Nonetheless, as the three strikes rule indicates, an inmate litigant with three strikes may still proceed IFP if he can demonstrate that he is "under imminent danger of serious physical injury." Choyce v. Dominguez, 160 F.3d 1068, 1070 (5th Cir. 1998). Plaintiff alleged in his complaint that he became susceptible to imminent danger of irreparable harm to his knee when BCADC confiscated his medically prescribed walking cane, and Dr. Whiteley—the UHS director for BCADC—refused to order its return to Plaintiff. A UHS radiologist that Plaintiff identifies as "John" has apparently declared that if plaintiff continues to walk on his knee without the aid of his cane, he may require knee-replacement surgery. Similar allegations, however, have already been dismissed as frivolous for failure to show any substantial harm that could result from delays in his medical care. See Uzomba v. UHS, No. SA:13-CV-177 (W.D. Tex. Mar. 3, 2013); Uzomba v. UHS, 2014 WL 1015713, at *1 (5th Cir. Mar. 18, 2014). Plaintiff alleges in his supplement to his motion for extension of time that "there has been a direct refusal and avoidance to have Uzomba evaluated and/or examined by medical expert or a competent medical doctor and/or knee specialist." Plaintiff also states that he is not alleging a simple disagreement regarding medical care. However, Plaintiff had previously alleged that Dr. Whitely's response to his grievance included the conclusion that NP Chan did not feel that a cane was necessary. Further, Plaintiff has apparently been suffering from this knee injury for years, and fails to show that substantial harm is imminent if he is not given a cane or given treatment before he is released.
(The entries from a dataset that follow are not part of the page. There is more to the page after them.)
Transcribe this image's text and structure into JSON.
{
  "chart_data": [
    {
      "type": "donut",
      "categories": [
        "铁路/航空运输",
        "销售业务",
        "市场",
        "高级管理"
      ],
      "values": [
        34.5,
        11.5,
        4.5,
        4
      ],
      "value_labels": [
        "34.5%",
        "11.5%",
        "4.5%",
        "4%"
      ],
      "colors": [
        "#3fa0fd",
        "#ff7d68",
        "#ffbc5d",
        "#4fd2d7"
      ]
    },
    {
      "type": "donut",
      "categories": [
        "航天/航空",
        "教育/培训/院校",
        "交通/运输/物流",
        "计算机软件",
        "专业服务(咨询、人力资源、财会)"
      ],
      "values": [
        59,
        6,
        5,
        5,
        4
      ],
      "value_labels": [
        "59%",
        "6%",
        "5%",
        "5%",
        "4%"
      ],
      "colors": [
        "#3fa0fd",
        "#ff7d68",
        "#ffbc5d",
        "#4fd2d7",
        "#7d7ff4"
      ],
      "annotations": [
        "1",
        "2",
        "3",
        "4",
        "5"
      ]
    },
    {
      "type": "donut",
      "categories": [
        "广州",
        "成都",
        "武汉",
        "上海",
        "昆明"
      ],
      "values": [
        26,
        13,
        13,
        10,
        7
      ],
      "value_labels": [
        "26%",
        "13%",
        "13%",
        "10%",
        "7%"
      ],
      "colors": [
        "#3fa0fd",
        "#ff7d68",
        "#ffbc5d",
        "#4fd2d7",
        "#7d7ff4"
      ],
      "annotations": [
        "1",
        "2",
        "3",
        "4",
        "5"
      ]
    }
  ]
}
This Court previously noted in its show cause order that Plaintiff's renewal of these claims appears to be barred by res judicata. In Uzomba v. UHS, the district court dismissed the case, and the Fifth Circuit subsequently dismissed Plaintiff's appeal as frivolous. Plaintiff's supplement to his motion for extension of time does not show why res judicata does not bar these claims. Plaintiff additionally fails to show how the confiscation of his cane has subjected him to imminent danger of serious physical injury. Plaintiff does not qualify for the imminent danger exception to proceed IFP. See Cain v. Shilling, 2001 WL 515263, *2 (W.D.Va. Mar.14, 2001) (imminent danger not established when prisoner alleged he did not receive the treatment he believed necessary); see also Ford v. Foti, 2001 WL 845461, *1 (E.D.La. July 25, 2001) (finding that the plaintiff failed to demonstrate imminent danger of serious physical injury when he alleged he was given inadequate medical care for Hepatitis-C).
In addition, none of Plaintiff's other claims qualify for the imminent danger exception. Plaintiff's request to add claims and parties is DENIED.
III. CONCLUSION
The fact that Plaintiff has had at least four previous claims dismissed as frivolous prevents Plaintiff from bringing this action. Plaintiff's motion to proceed IFP (docket no. 4) is DENIED. Plaintiff's motion for extension of time to comply with the Show Cause Order (docket no. 5 & docket no. 6) is DENIED. Pursuant to the three-strikes rule, Plaintiff's claims are DISMISSED and this case is closed.
SIGNED this 8th day of August, 2014.